Podría decir un abogado, y con razón, que las resoluciones de la Justicia en un caso particular no pueden extenderse a otros, aunque éstos sean idénticos. Pero lo relevante es que en ese caso el gobierno porteño se allanó a la demanda, esto es que sin dar pelea admitió que esos argumentos eran válidos y que efectivamente los bares notables estaban protegidos por la Ley 1227. Entonces expresó oficialmente que se habían “cursado notificaciones a los propietarios, inquilinos y ocupantes de los Bares Británico y Gato Negro, poniendo en su conocimiento que deben preservar el patrimonio cultural y abstenerse de realizar intervenciones que modifiquen el mobiliario, ornamentación y equipamiento propio de los mismos, como así también los espacios de interés público y cualquier otro elemento originario que se encuentre, como surge de la Nota Nº 321-PGAAC-2006, de la Dirección General, Técnico Administrativa Legal del Ministerio de Cultura, del 18/4/2006”.
Por si esto fuera poco, el gobierno porteño le dijo al juez que “a raíz del conflicto entre los propietarios e inquilinos de los locales, la Subsecretaría de Patrimonio Cultural –centrada en el interés de lograr la continuidad de esos sitios por ser representativos de la cultura porteña y estar protegidos por la normativa vigente– tomó contacto con las partes”.
El Ministerio de Cultura debería imitar ahora con los dueños de la Richmond esa iniciativa –provocada en su momento, es cierto, por la presión ciudadana, política y judicial–, y poner en marcha sin más trámite los mecanismos administrativos previstos en la ley y en su reglamentación.
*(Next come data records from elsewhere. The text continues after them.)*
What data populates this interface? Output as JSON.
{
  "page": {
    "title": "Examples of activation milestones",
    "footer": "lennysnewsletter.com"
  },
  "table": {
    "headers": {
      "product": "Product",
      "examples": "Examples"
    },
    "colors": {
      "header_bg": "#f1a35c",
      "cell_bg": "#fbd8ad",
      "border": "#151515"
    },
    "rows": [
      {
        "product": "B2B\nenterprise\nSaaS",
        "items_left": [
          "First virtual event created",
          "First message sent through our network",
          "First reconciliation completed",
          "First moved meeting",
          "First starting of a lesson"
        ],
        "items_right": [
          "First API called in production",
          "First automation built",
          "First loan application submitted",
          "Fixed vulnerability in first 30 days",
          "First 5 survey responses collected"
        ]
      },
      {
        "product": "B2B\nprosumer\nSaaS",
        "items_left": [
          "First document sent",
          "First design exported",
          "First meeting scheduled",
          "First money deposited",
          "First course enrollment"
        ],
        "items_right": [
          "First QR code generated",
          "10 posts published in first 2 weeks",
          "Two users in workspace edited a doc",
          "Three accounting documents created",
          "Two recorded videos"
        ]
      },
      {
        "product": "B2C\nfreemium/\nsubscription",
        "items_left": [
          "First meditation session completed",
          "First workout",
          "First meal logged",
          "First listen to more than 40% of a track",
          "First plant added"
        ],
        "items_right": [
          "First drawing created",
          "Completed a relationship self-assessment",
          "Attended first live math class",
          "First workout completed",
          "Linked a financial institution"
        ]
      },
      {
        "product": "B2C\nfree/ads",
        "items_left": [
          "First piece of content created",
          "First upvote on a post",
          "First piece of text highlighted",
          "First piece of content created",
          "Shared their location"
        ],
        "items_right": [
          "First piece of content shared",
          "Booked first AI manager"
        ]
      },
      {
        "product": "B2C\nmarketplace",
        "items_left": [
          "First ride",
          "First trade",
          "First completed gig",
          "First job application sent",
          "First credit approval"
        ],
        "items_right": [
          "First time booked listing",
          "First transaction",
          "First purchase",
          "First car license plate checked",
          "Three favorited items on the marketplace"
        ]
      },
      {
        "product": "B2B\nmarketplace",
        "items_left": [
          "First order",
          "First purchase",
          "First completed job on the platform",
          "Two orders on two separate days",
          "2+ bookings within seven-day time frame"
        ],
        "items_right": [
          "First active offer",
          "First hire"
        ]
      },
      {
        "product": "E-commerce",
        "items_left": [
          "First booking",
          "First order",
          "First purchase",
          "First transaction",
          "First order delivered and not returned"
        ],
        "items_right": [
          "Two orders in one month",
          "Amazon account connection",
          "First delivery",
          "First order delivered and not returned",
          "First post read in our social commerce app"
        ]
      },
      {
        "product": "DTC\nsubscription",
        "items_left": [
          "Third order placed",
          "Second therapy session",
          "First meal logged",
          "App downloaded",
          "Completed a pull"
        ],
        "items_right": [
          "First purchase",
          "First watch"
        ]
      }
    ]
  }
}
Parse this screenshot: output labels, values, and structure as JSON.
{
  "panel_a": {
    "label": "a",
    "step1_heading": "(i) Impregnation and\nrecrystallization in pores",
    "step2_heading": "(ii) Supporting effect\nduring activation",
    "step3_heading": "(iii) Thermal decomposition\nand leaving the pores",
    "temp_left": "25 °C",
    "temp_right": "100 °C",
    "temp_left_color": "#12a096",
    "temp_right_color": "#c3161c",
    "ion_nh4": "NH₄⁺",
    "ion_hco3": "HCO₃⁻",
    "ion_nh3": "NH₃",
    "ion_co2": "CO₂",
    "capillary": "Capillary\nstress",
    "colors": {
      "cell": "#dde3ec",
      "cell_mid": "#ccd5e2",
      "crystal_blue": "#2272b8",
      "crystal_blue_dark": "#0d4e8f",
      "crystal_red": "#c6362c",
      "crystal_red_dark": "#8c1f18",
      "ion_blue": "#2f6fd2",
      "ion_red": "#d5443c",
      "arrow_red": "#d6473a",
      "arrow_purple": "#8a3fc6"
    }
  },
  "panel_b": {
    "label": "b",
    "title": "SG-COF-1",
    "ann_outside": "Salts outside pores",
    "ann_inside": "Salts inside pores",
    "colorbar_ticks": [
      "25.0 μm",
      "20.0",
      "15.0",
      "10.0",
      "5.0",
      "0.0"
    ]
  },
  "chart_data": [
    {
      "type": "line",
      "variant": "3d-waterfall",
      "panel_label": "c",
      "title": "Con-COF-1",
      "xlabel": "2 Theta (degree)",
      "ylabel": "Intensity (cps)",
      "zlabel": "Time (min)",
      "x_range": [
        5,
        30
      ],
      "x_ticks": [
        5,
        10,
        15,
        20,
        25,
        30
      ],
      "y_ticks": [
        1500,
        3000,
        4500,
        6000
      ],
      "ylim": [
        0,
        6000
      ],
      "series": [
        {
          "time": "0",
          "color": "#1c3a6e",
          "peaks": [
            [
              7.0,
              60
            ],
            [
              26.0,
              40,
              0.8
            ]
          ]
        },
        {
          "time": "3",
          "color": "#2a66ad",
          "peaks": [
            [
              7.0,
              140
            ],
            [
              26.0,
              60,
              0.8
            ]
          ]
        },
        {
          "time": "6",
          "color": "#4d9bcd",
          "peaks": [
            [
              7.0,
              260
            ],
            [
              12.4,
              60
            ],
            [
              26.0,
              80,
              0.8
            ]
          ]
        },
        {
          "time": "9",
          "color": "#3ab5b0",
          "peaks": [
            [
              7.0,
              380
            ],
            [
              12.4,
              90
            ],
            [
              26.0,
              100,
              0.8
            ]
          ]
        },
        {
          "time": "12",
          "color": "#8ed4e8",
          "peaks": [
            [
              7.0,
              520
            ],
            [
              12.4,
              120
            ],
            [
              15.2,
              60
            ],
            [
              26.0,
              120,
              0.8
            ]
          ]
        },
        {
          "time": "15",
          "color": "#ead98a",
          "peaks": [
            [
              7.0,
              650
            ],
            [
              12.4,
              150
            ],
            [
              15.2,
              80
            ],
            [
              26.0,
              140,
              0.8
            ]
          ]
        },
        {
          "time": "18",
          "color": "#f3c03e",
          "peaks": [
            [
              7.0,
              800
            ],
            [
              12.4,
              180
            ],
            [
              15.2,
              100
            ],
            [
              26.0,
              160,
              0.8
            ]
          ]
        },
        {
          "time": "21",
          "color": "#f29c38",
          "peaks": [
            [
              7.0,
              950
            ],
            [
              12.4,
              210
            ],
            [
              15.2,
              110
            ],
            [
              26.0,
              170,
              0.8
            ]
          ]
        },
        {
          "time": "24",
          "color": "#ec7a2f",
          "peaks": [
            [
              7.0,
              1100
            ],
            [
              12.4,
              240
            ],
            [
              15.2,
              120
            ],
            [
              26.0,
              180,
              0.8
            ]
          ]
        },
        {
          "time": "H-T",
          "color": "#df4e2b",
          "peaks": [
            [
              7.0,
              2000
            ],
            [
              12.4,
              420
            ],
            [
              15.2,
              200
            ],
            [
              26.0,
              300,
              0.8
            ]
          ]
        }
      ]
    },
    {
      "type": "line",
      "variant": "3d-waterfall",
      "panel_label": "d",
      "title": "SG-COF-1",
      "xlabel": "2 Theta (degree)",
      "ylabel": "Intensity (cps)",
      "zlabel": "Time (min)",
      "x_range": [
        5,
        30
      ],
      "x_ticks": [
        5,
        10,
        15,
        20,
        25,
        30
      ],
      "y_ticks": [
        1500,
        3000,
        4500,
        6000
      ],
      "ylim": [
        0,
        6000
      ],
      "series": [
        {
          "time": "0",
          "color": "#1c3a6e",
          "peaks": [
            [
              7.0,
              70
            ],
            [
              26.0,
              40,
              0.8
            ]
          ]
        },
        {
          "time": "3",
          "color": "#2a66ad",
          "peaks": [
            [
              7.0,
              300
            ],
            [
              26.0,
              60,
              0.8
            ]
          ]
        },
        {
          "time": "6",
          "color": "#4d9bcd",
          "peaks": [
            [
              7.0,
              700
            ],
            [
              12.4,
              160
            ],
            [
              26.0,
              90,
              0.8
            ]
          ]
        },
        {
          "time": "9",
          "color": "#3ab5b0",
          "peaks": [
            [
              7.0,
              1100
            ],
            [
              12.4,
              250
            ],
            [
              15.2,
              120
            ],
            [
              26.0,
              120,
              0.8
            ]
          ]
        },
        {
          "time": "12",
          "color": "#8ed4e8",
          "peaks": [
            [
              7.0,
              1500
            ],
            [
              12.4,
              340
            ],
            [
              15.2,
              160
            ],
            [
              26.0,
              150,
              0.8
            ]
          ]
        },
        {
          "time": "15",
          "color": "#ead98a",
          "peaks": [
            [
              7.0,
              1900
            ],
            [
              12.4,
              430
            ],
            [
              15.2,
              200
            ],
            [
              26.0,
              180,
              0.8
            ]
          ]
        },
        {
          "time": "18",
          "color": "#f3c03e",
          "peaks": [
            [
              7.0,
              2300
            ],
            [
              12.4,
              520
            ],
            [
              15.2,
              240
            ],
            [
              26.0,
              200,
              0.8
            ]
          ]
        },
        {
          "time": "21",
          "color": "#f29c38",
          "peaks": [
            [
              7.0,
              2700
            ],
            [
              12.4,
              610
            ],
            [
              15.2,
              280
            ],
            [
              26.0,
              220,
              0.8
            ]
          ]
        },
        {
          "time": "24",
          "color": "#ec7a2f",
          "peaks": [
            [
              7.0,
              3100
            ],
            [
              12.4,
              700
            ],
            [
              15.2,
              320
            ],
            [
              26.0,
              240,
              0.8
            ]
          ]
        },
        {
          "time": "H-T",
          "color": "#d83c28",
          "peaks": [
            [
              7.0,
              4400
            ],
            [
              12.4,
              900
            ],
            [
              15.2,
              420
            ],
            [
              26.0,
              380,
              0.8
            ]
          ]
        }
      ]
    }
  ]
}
Esto es, impedir el cambio de uso, preservar el inmueble, proteger el mobiliario e incluso prohibir el cambio de nombre de la confitería Richmond.
También el Ministerio de Cultura porteño debería cuestionar judicialmente –si esto fue lo que sucedió– la venta del inmueble, porque al estar protegido por la Ley 1227, la enajenación debería haber contado con la intervención previa del gobierno porteño, que además tiene preferencia de compra, según lo dispuesto por el artículo 14º de la citada ley.
Lo más grave aquí es que se llega a esta situación por el incumplimiento de la Subsecretaria de Patrimonio Cultural en la implementación del registro único de bienes culturales previsto por el artículo 12º de la ley 1227, donde deberían estar incluidos los bares notables, tal como lo exigió la Justicia con el Británico y El Gato Negro.
No hay duda: la confitería Richmond está protegida por la Ley 1227 y su preservación como bien integrante del patrimonio cultural porteño o su desaparición sólo depende de una decisión del Ministerio de Cultura de la Ciudad que pasa por cumplir o no la ley. A los funcionarios que no la cumplen, el Código Penal les tiene reservado un artículo.